Some people might have thought that Samsung had taken its eye off the ball with everything that happened since last year. There was the spectacular failure of the Galaxy Note 7 and a leadership crisis that landed the conglomerate’s heir apparent behind bars in a corruption probe.

Despite all of that, the company’s earnings guidance for the second quarter of this year suggested that it may become the world’s most profitable technology company. Samsung has announced the Q2 2017 earnings today and sure enough, it has earned more profit in Q2 2017 than any other tech company on the planet.

Samsung reported 61 trillion won ($54.7 billion) as revenue for the quarter ended June 30, 2017, up 19.2 percent from the same time last year. The operating profit has surged considerably compared to Q2 2016. Samsung has posted an operating profit of 14.7 trillion won ($12.67 billion), an impressive 72.7 percent improvement compared to the same period last year.

The company has outperformed its own estimates that it released last month.

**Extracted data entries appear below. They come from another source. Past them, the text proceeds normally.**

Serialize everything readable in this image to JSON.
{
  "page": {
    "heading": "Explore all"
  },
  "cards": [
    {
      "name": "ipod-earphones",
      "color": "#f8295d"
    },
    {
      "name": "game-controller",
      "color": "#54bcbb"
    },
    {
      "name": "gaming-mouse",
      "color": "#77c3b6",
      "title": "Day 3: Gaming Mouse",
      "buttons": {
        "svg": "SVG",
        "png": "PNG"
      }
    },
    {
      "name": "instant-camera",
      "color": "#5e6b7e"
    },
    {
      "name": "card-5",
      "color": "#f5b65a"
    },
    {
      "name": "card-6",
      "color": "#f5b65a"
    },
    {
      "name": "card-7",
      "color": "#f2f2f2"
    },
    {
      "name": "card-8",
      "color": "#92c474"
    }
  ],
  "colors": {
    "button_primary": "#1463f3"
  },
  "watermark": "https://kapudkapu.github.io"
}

Back then, it projected operating profit of 14 trillion ($12.1 billion) on 60 trillion won ($53 billion) revenue.

These impressive figures have made Samsung the most profitable tech company in the world this past quarter. This is also the first time that Samsung will overtake Apple in operating profit. Analysts expect Apple’s operating profit for the quarter to come in at $10.55 billion.

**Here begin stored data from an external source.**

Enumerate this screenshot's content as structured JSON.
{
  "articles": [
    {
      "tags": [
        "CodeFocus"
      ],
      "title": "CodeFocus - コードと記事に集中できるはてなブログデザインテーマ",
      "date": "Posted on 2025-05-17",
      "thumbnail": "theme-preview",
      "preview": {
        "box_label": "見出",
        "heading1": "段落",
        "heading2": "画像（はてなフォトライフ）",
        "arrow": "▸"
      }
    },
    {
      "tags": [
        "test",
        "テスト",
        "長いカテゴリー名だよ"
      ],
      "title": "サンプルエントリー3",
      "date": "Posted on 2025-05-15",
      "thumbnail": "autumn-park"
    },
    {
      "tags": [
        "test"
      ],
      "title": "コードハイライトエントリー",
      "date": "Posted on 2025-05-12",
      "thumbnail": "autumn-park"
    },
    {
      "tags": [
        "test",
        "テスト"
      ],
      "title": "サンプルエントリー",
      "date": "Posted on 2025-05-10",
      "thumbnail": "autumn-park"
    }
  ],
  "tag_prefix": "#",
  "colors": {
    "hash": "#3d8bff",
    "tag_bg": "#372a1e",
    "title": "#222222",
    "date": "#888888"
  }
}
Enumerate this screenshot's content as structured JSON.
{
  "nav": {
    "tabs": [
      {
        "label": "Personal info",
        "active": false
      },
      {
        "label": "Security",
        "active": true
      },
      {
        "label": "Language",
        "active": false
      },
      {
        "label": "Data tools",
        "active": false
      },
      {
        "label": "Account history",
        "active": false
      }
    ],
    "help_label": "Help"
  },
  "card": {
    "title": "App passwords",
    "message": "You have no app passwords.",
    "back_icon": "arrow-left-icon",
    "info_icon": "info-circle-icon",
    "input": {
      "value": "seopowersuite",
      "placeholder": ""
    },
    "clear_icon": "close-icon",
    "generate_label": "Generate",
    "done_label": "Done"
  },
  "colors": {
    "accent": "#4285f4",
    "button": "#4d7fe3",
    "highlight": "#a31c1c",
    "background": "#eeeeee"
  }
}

As far as other tech companies are concerned, the four top companies which include Facebook, Amazon, Netflix and Google reported an operating profit of $11.15 billion in Q1 2017 combined. Samsung has earned more than the four of them put together in a single quarter. Samsung is now on track to break its annual profit record.

The company says that its components business was a major contributing factor behind the earnings growth in Q2 2017 both year-over-year and quarter-over-quarter. Strong demand for high-density DRAMs and SSDs for servers works in Samsung’s favor.

The Display Panel Business was a big contributor as well as it expanded sales of flexible OLED panels for premium smartphones and high-value LCDs. The Mobile Business has been able to contribute more this past quarter primarily due to robust sales of the Galaxy S8 and the Galaxy S8+ but saw its operating profit margin decline slightly year-over-year due to strong component prices.